City Council member J.P. Morell told the crowd that he is “tired of this term ‘resilience.’ Resilience is passive — you endure stuff that happens to you. We are not resilient. We are indomitable. We are a city that, no matter what obstacle is placed before us, we run through it.”

According to Andy Horowitz, the author of Katrina: A History 1915-2015,” the local government’s response to the hurricane was disastrous even though it had ample warning about how bad the storm was going to be.

“Government at every level was manifestly, murderously ill-prepared for this widely predicted possibility,” Horowitz told NPR’s Michel Martin. “People were left to drown in their own houses.

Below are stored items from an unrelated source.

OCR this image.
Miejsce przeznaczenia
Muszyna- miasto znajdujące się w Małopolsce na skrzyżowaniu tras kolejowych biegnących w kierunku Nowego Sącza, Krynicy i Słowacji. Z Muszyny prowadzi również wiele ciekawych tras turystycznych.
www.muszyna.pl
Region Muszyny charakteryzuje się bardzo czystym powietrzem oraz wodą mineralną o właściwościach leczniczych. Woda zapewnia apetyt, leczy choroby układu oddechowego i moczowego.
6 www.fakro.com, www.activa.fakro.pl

Even people who had made it to emergency shelters designated by the city found them empty, without any help, any food or water. Katrina represented, I think, such a failure so shocking that it made many people question the promise of American citizenship itself.”

According to The Guardian, in addition to these local policies, what compounded the abject failure during Katrina was FEMA policy, which was directed by former President George W. Bush. In a manner not dissimilar to President Donald Trump, Bush cut funding for the program, leaving it woefully unprepared for a hurricane of Katrina’s strength.

The Lower Ninth Ward, where Gore and Mia X gathered, is one of the areas where the damage unleashed by Katrina still marks New Orleans, which a resident of the area, Burnell Cotlon, described to NPR.

“This is not a third-world country,” Cotlon said. “This is New Orleans. Now, we’re only 10 minutes from the French Quarter. And the people that’s here in the Lower Ninth Ward, they’re still suffering. I lost everything. I had to start life all over. I had, like, 30-plus some neighbors. Today I have four. There’s nothing back here, you know? People forgot about the Lower Ninth Ward. I got to stay strong, positive. But sometimes it hurts. It hurts because when I drive from my house to come here, I remember, they had a store here, they had a school here, we had a hospital here. We had everything back here.”

According to Robert Green, a Katrina survivor, who has been featured in the two most recent documentaries on the hurricane, said it is the way of the residents of the Lower Ninth Ward to honor those they lost as they look forward to the future.

“I’m a New Orleanian. Our thing is commemorative. Our thing is celebrating their lives. Our thing is giving reverence to the people who lost their lives, the community that was lost, and the idea that this community will come back one day,” Green said.